After three adults tested positive for the Zika virus in Ahmedabad district, Gujarat in January this year, an adult male from Krishnagiri district of Tamil Nadu tested positive for the Zika virus . This is the first case of Zika from Tamil Nadu.
According to the State Health Secretary J. Radhakrishnan, the patient reported with fever and other symptoms generally associated with Zika infection and was treated as an outpatient at a remote primary health centre at Natrampalayam panchayat.
"His samples were first tested for dengue and Chikungunya but they turned negative. So we tested his blood and urine samples for Zika and they tested positive. We sent his urine samples to NIV (National Institute of Virology, Pune) and reconfirmed Zika infection. He has completely recovered and is doing well," Mr. Radhakrishnan said.
"He has no travel history to countries or places where Zika virus disease is currently prevalent. Preliminary investigation reveals that no one from his immediate family has travelled to any country where Zika virus is in circulation. We think it is due to local transmission," Mr. Radhakrishnan says.
According to him, his wife had delivered three months ago and tested negative for Zika.
Unlike the three cases in Ahmedabad, the patient has been counselled. "The patient has been given counselling. We have particularly counselled him about the transmission of the virus through sexual activity," he says.
According to a report in The Hindu , approximately 200 suspected cases of the virus were tested at King Institute of Preventive Medicine and Research, Chennai, and this is the first one that tested positive.

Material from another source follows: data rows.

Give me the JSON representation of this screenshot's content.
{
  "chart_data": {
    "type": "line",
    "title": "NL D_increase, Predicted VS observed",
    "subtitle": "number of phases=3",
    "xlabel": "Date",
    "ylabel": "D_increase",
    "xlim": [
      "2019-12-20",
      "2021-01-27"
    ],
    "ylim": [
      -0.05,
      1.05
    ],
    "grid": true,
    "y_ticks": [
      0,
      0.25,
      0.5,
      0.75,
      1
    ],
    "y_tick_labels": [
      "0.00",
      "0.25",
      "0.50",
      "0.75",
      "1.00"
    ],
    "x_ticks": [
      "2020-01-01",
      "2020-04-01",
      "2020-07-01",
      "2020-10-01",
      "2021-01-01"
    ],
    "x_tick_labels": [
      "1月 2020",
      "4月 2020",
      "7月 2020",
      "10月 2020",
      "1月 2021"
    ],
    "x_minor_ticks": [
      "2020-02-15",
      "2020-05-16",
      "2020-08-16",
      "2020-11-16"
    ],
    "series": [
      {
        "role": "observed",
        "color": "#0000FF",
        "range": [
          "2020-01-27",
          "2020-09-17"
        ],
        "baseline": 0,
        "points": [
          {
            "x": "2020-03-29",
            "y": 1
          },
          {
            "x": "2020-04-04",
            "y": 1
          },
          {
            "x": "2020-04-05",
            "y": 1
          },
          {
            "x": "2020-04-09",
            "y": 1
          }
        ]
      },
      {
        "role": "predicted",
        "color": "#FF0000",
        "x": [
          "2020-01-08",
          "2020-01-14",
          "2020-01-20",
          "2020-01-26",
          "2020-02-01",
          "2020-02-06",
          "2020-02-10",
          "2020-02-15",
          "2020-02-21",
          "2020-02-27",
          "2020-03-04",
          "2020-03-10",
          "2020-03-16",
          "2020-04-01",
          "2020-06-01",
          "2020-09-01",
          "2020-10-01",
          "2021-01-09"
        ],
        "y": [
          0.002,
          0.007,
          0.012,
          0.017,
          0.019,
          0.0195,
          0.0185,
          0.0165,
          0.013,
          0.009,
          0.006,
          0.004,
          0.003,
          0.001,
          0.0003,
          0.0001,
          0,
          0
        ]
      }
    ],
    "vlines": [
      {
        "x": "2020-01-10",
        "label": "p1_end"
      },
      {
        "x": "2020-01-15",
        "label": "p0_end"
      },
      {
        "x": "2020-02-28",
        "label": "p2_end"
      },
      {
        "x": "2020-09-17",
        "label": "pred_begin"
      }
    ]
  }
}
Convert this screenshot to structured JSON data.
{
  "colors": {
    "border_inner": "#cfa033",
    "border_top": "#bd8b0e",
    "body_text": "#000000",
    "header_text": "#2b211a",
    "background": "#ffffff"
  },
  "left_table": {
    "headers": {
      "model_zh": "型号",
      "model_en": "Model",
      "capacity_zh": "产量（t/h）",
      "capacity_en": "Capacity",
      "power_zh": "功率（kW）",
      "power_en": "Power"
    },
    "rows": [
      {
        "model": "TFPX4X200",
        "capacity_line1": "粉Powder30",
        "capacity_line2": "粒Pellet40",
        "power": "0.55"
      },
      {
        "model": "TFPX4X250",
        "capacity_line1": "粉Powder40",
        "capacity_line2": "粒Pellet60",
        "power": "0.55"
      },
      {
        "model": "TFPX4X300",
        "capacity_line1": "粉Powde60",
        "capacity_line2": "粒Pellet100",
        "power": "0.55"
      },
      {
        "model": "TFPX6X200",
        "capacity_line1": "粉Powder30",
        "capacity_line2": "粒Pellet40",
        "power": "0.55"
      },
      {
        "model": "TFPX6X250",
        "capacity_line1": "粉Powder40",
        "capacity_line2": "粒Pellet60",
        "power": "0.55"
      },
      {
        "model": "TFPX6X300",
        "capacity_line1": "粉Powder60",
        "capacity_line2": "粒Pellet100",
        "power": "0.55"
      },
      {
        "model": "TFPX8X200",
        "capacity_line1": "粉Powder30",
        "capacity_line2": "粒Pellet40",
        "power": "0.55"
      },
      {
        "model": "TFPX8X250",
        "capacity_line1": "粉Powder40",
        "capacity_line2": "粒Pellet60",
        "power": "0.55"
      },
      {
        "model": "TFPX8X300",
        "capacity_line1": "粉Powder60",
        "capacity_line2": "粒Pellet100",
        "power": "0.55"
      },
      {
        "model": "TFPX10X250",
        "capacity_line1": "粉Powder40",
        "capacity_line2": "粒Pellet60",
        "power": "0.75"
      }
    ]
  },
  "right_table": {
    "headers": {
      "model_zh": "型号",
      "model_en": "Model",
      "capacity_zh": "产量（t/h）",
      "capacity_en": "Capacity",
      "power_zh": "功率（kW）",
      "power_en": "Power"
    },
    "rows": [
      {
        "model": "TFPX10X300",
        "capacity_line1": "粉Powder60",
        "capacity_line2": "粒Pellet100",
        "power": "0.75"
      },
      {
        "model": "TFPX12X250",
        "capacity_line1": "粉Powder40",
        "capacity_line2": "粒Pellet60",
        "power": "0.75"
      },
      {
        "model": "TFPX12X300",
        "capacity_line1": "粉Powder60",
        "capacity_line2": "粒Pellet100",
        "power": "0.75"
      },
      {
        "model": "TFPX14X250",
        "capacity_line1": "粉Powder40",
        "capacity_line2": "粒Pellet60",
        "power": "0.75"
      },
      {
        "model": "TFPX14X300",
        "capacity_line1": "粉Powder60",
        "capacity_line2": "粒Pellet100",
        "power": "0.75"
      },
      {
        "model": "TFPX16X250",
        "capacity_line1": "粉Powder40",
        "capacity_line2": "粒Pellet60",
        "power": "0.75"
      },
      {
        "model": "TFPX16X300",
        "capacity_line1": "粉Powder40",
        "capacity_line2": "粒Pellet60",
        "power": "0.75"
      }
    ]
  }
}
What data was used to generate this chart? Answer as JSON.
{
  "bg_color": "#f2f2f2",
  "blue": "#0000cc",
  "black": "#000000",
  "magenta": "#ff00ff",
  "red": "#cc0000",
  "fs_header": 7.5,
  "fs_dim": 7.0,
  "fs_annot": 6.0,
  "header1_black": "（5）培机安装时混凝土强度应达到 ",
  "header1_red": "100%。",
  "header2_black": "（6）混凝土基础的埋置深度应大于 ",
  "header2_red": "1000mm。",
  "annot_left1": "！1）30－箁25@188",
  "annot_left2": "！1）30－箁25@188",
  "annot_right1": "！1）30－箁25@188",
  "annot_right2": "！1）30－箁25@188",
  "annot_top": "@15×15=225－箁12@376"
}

"There seems to be low-level transmission of Zika virus in India. We have tested nearly 40,000 samples so far but picked up only three cases in Ahmedabad and now one in Tamil Nadu," said Dr. Soumya Swaminathan, Director-General of the Indian Council of Medical Research (ICMR). "It is possible that we may pick up more cases from different parts of the country, which would indicate that the virus is present in India." Zika virus was first reported in India in the 1950s.
"We don't know why the Zika virus has not caused the same problems like microcephaly in newborns and Guillain-barre syndrome in adults as seen in Brazil. It could be because the virus is different or due to host immunity [people already exposed to the virus and have developed immunity to the virus] or other factors. These are not fully understood," Dr. Swaminathan said. "It is early stage to speculate about the epidemiology and disease profile of Zika," she added.
Screening for birth defects and microcephaly in newborns and Guillain-barre syndrome has just started. "A year from now we will have more data," Dr. Swaminathan said.